Van Slyke buffer capacity. The buffer capacity β measures resistance to pH change. By the Van Slyke equation: β = 2.303 · C · (Ka·[H⁺]) / (Ka + [H⁺])², where C is the total buffer concentration. β is maximised at pH = pKa and the usable buffer window spans pKa ± 1 pH unit. The calculator reports both the maximum β and the effective pH range.
Dilution. Diluting an acid with pure water reduces [H⁺] in proportion to the volume ratio: [H⁺]₂ = [H⁺]₁ × (V₁/V₂). The resulting pH₂ = -log₁₀([H⁺]₂).
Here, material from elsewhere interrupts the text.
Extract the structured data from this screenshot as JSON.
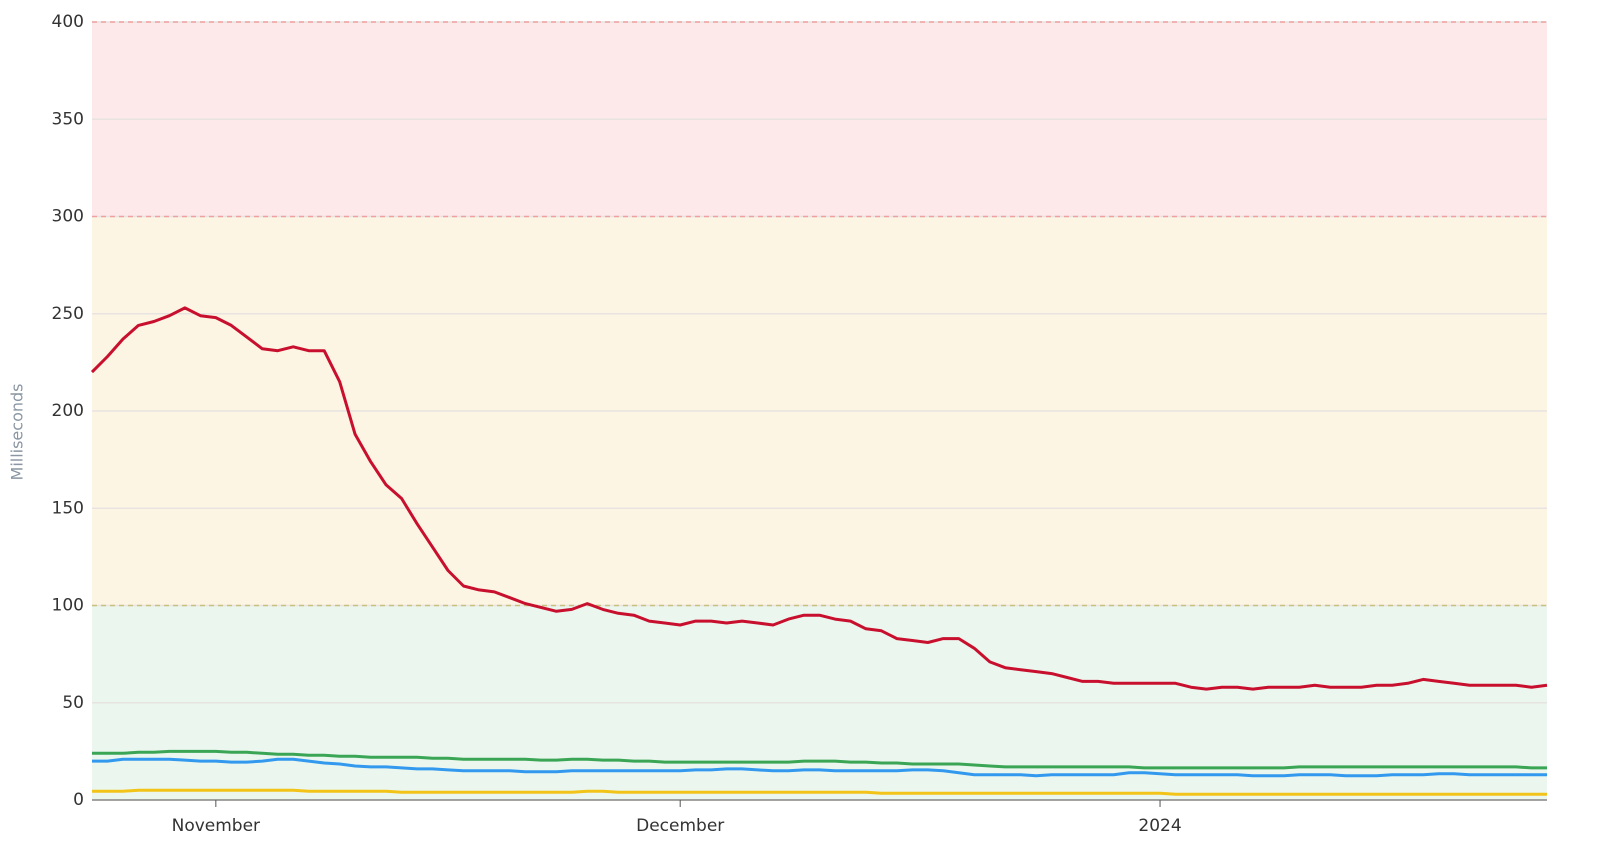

One caveat: dilution can never push pH above 7 for an acid in pure water; the water’s own self-ionisation floors [H⁺] at ≈ 10⁻⁷ mol/L. The calculator detects and flags this automatically.
Worked example — acetic acid / acetate buffer
Design a buffer at pH 5.00 using acetic acid (pKa = 4.76):
- Apply Henderson–Hasselbalch: 5.00 = 4.76 + log₁₀([A⁻]/[HA])
- Rearrange: log₁₀([A⁻]/[HA]) = 0.24, so [A⁻]/[HA] = 10^0.24 = 1.74
- With a total buffer concentration of 0.10 mol/L: [A⁻] = 0.0635 mol/L, [HA] = 0.0365 mol/L
- Buffer capacity at pH = pKa (4.76), C = 0.10: β_max = 2.303 × 0.10 × (Ka × [H⁺]) / (Ka + [H⁺])² ≈ 0.0576 mol/L per pH unit
Enter pKa = 4.76, [A⁻] = 0.0635, [HA] = 0.0365 in Henderson–Hasselbalch mode to confirm pH = 5.00.
Formula reference
| Quantity | Formula |
|---|---|
| pH from [H⁺] | pH = -log₁₀([H⁺]) |
| pOH from [OH⁻] | pOH = -log₁₀([OH⁻]) |
| Neutrality relation | pH + pOH = 14 (at 25 °C) |
| [H⁺] from pH | [H⁺] = 10^(-pH) |
| [OH⁻] from pOH | [OH⁻] = 10^(-pOH) |
| Henderson–Hasselbalch | pH = pKa + log₁₀([A⁻]/[HA]) |
| Van Slyke buffer capacity | β = 2.303 · C · Ka[H⁺]/(Ka+[H⁺])² |
| Dilution | [H⁺]₂ = [H⁺]₁ × V₁/V₂ |
All calculations use Kw = 1×10⁻¹⁴ mol²/L² (25 °C standard). Everything runs client-side — no data is sent to any server.